LANSING – Armed with a 12-foot tall effigy of Sen. Patricia Birkholz (R-Saugatuck) as puppeteer to three of her colleagues in the Senate and a 20-foot tall inflatable model of a coal fired plant, environmental groups staged a public outcry in front of the Capitol Tuesday against the Senate’s energy plan.
Terry Miller, chair of Lone Tree Council, said that Sen. Randy Richardville and (R-Frenchtown Township), Sen. Roger Kahn (R-Saginaw), along with Senate Majority Leader Mike Bishop (R-Rochester), are “stooges” to Birkholz, going along with her changes to SB 213 that will open the door to more coal plants and less renewable energy than the House package.
“Calling a senator a stooge is fairly harsh,” Miller said. “But what this energy plan is doing to Michigan is harsh, keeping it locked in the dark ages at a time when we should be moving away from coal and investing in the clean energy of the future.”
Matt Marsden, Bishop’s spokesperson, said that the name-calling typical of GOP opposition isn’t productive.
He said senators passed bills that they thought would open the door to alternative energy usage in the long run, but still offer affordable energy to customers now.
If environmental groups have suggestions for how to change the parts of energy policy still up for debate, they should meet with senators one on one, Marsden said.
But those groups complained this week that after spending a year working with the House to draft compromise legislation with which utility companies, the governor and environmental interests were comfortable, the Senate scrapped the House renewable portfolio standard and instead catered to the interests big energy companies.
Groups including Progress Michigan, the Sierra Club and Clean Water Action, said that as the price of coal continues to increase, Michigan residents will be forced to foot the bill of higher energy prices and to pay for eight more proposed plants in the state, which will employ a third of the people that alternative energy companies would bring.
Birkholz said in a statement that she thinks the Senate energy plan minimizes the economic impact on residents who are already dealing with record high unemployment and “an alarming increase in the cost of basic household needs.
“Senate Republicans refuse to impose an ill-informed government mandate for renewable energy that would require residents to pay significantly more for their energy needs – up to $6 billion to $8 billion more, she said. “I am a strong proponent of renewable energy and the environment, but we cannot be blind to the state’s economic woes and further handicap Michigan’s economy by supporting a costly government mandate.”
Jeff Holyfield, a spokesperson at Consumers Energy, which is set to build at least one new coal-fired plant in Michigan, said that his company would continue its plan to get 10 percent of its energy from renewable sources, no matter the outcome of the legislation.
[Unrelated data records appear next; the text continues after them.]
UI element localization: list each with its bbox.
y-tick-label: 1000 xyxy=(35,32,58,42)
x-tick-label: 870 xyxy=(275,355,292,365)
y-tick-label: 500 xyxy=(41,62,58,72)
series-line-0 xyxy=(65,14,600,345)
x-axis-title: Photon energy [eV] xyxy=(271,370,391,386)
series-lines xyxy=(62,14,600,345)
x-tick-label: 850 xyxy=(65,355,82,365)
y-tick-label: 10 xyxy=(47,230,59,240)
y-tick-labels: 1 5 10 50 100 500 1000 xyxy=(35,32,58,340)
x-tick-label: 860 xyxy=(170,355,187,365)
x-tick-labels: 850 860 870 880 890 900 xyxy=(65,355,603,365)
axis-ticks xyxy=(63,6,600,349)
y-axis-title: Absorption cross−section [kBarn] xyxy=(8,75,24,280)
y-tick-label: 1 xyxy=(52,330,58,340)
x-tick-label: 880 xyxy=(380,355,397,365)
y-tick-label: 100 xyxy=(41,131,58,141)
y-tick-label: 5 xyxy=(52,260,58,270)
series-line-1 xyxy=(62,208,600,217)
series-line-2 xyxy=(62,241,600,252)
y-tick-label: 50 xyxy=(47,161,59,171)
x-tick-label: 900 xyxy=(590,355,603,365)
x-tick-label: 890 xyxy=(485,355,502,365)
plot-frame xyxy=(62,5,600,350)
He said he suspects that other energy companies will also still diversify their energy sources with alternative energy, but that the environmentalists’ call to end dependence on coal isn’t reasonable.
Renewable sources aren’t inexpensive or dependable enough to handle the state’s ever-growing energy demands, Holyfield said, and coal’s alternative, natural gas, is much more expensive and not as abundant.
In response to claims that coal plants increase pollution and the rate of health problems such as asthma, he said that according to Department of Environmental Quality air tests, the state’s air is cleaner than it was 30 years ago because of improvements made by energy companies to lessen emissions.